For a normal citizen in a free society, the question makes sense. But for the people of Jonestown, being told to drink poison was simply the last in a long line of steps of intimidation. Sure, People’s Temple began with a lot of love and idealism. The charismatic Jim Jones seemed to offer a path to Utopia. But it ended with twelve months of physical and psychological brutalisation in a closed community surrounded by two hundred miles of South American jungle. As cult escapee Debbie Layton said, that jungle served as their prison walls.
Sadly, Jonestown was sold to these people as a paradise on Earth, an ideal society in a tropical climate. Apart from the climate, which turned out to be a grind anyway, the reality could not have been any more different. Jones ran his town as a police state, complete with harsh privations, informers, thought control, and so on. Inhabitants lived in crowded conditions. They were forced into twelve hour days of hard labour, fueled by pitiful rations. People were closely monitored, informed upon, and punished for the slightest infractions.
It’s a mistake to judge the entire movement just by its ending. There’s a book of interviews with ex-members of People’s Temple who weren’t at Jonestown. Some of them look back on People’s Temple as a time of great idealism, especially during the years in San Francisco in the early 70s. While of course there had been problems in San Francisco, it was largely after the group traveled to South America that events really went south.
Before reading about it, I assumed Jones’ cult was a religious group, yet it turned out this was largely a front for Jones’ real aim, which was to establish a socialist society. If it was once based on genuine political ideals, Jonestown finally served as a model for many of the failings associated with socialist societies. It did not help that Jones turned into an utter madman by the last twelve months of his life, but with the crushing of individual thought, strict social control, informing and citizen abuse, Jones established a mini-regime over the inhabitants of his jungle city. While Jonestown did not go as far as public executions or murder, in all others ways, it appeared to be a microcosm of the most notorious 20th century totalitarian regimes.
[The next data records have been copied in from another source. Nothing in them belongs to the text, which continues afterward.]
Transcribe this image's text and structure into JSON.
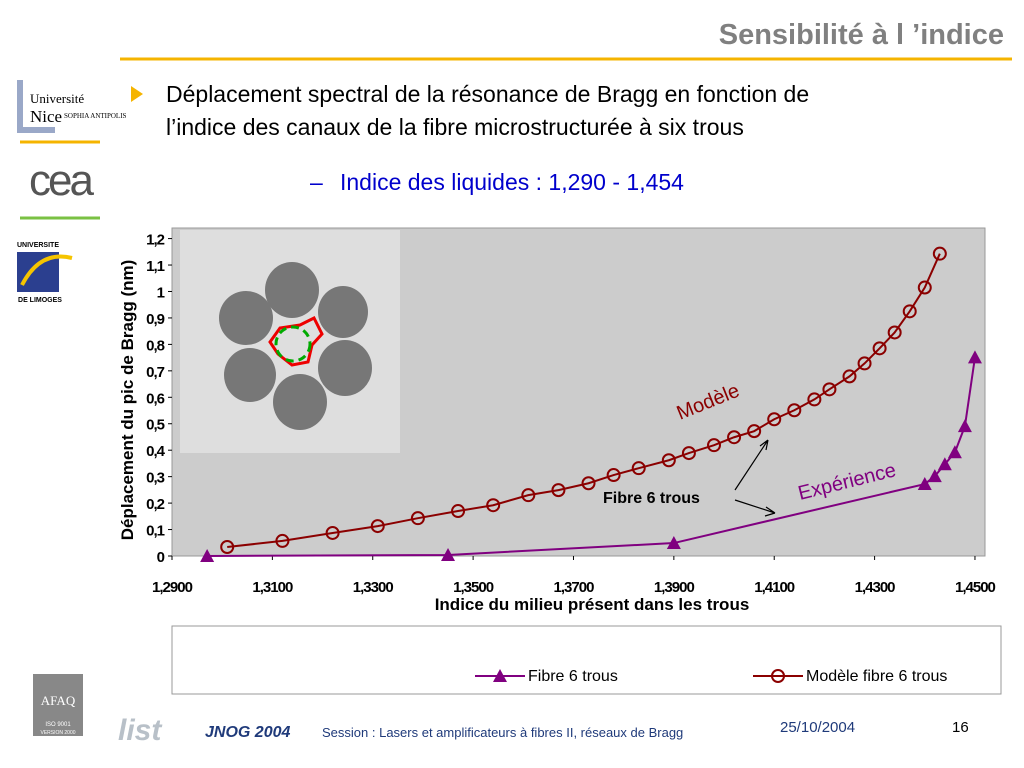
{
  "slide": {
    "title": "Sensibilité à l ’indice",
    "bullet": [
      "Déplacement spectral de la résonance de Bragg en fonction de",
      "l’indice des canaux de la fibre microstructurée à six trous"
    ],
    "sub_bullet": "Indice des liquides : 1,290 - 1,454",
    "logos": {
      "unice": [
        "Université",
        "Nice",
        "SOPHIA ANTIPOLIS"
      ],
      "cea": "cea",
      "limoges": [
        "UNIVERSITE",
        "DE LIMOGES"
      ],
      "afaq": [
        "AFAQ",
        "ISO 9001",
        "VERSION 2000"
      ],
      "list": "list"
    },
    "footer": {
      "event": "JNOG 2004",
      "session": "Session : Lasers et amplificateurs à fibres II, réseaux de Bragg",
      "date": "25/10/2004",
      "page": "16"
    }
  },
  "chart_data": {
    "type": "line",
    "y_label": "Déplacement du pic de Bragg (nm)",
    "x_label": "Indice du milieu présent dans les trous",
    "annotations": {
      "model": "Modèle",
      "experiment": "Expérience",
      "fiber": "Fibre 6 trous"
    },
    "xlim": [
      1.29,
      1.452
    ],
    "ylim": [
      0,
      1.24
    ],
    "xticks": [
      {
        "value": 1.29,
        "label": "1,2900"
      },
      {
        "value": 1.31,
        "label": "1,3100"
      },
      {
        "value": 1.33,
        "label": "1,3300"
      },
      {
        "value": 1.35,
        "label": "1,3500"
      },
      {
        "value": 1.37,
        "label": "1,3700"
      },
      {
        "value": 1.39,
        "label": "1,3900"
      },
      {
        "value": 1.41,
        "label": "1,4100"
      },
      {
        "value": 1.43,
        "label": "1,4300"
      },
      {
        "value": 1.45,
        "label": "1,4500"
      }
    ],
    "yticks": [
      0,
      {
        "value": 0.1,
        "label": "0,1"
      },
      {
        "value": 0.2,
        "label": "0,2"
      },
      {
        "value": 0.3,
        "label": "0,3"
      },
      {
        "value": 0.4,
        "label": "0,4"
      },
      {
        "value": 0.5,
        "label": "0,5"
      },
      {
        "value": 0.6,
        "label": "0,6"
      },
      {
        "value": 0.7,
        "label": "0,7"
      },
      {
        "value": 0.8,
        "label": "0,8"
      },
      {
        "value": 0.9,
        "label": "0,9"
      },
      1,
      {
        "value": 1.1,
        "label": "1,1"
      },
      {
        "value": 1.2,
        "label": "1,2"
      }
    ],
    "series": [
      {
        "name": "Fibre 6 trous",
        "color": "#800080",
        "marker": "triangle",
        "x": [
          1.297,
          1.345,
          1.39,
          1.44,
          1.442,
          1.444,
          1.446,
          1.448,
          1.45
        ],
        "values": [
          0.0,
          0.004,
          0.049,
          0.272,
          0.302,
          0.347,
          0.392,
          0.491,
          0.751
        ]
      },
      {
        "name": "Modèle fibre 6 trous",
        "color": "#8b0000",
        "marker": "circle",
        "x": [
          1.301,
          1.312,
          1.322,
          1.331,
          1.339,
          1.347,
          1.354,
          1.361,
          1.367,
          1.373,
          1.378,
          1.383,
          1.389,
          1.393,
          1.398,
          1.402,
          1.406,
          1.41,
          1.414,
          1.418,
          1.421,
          1.425,
          1.428,
          1.431,
          1.434,
          1.437,
          1.44,
          1.443
        ],
        "values": [
          0.034,
          0.057,
          0.087,
          0.113,
          0.143,
          0.17,
          0.192,
          0.23,
          0.249,
          0.275,
          0.306,
          0.332,
          0.362,
          0.389,
          0.419,
          0.449,
          0.472,
          0.517,
          0.551,
          0.592,
          0.63,
          0.679,
          0.728,
          0.785,
          0.845,
          0.925,
          1.015,
          1.143
        ]
      }
    ]
  }
}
How could they drink the poison? The thing is that once you were in Jonestown, you were there to stay. In her book Seductive Poison, Debbie Layton described the near impossibility of escape. She only managed it through her position as a trusted, high up member. For anyone else, escape was almost out of the question.
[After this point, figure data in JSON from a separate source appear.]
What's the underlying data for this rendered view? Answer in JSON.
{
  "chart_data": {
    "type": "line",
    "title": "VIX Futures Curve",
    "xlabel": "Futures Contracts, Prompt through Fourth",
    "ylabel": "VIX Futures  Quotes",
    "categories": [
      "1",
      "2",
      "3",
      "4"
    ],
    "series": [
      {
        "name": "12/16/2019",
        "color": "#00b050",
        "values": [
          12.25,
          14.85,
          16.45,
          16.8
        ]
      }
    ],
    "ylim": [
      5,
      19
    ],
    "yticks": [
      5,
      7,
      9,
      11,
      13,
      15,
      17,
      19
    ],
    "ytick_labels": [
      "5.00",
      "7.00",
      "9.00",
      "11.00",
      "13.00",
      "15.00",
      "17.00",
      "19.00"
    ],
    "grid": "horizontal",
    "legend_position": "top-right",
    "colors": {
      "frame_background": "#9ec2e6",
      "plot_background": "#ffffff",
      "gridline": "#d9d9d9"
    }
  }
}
I’ve also read Raven, Tim Reiterman’s dry, journalistic account of People’s Temple. It’s exhaustively detailed, and a fascinating study. Yet it was in Layton’s personal story that the conditions of Jonestown come across with more immediacy. Far from being a socialist paradise on Earth, Jim Jones’ police state in the jungle was closer to a hell. The real question is not so much ‘how could they have drunk the poison?’ as ‘how could they not have drunk it?’ To a large degree, they had little choice. In the end, it’s possible death would have come as a relief to a good many of the Jonestown citizens. That poison would have brought a minute of agony, then relief from the cruel reality into which they had stumbled. In the end, that was the only escape they could find.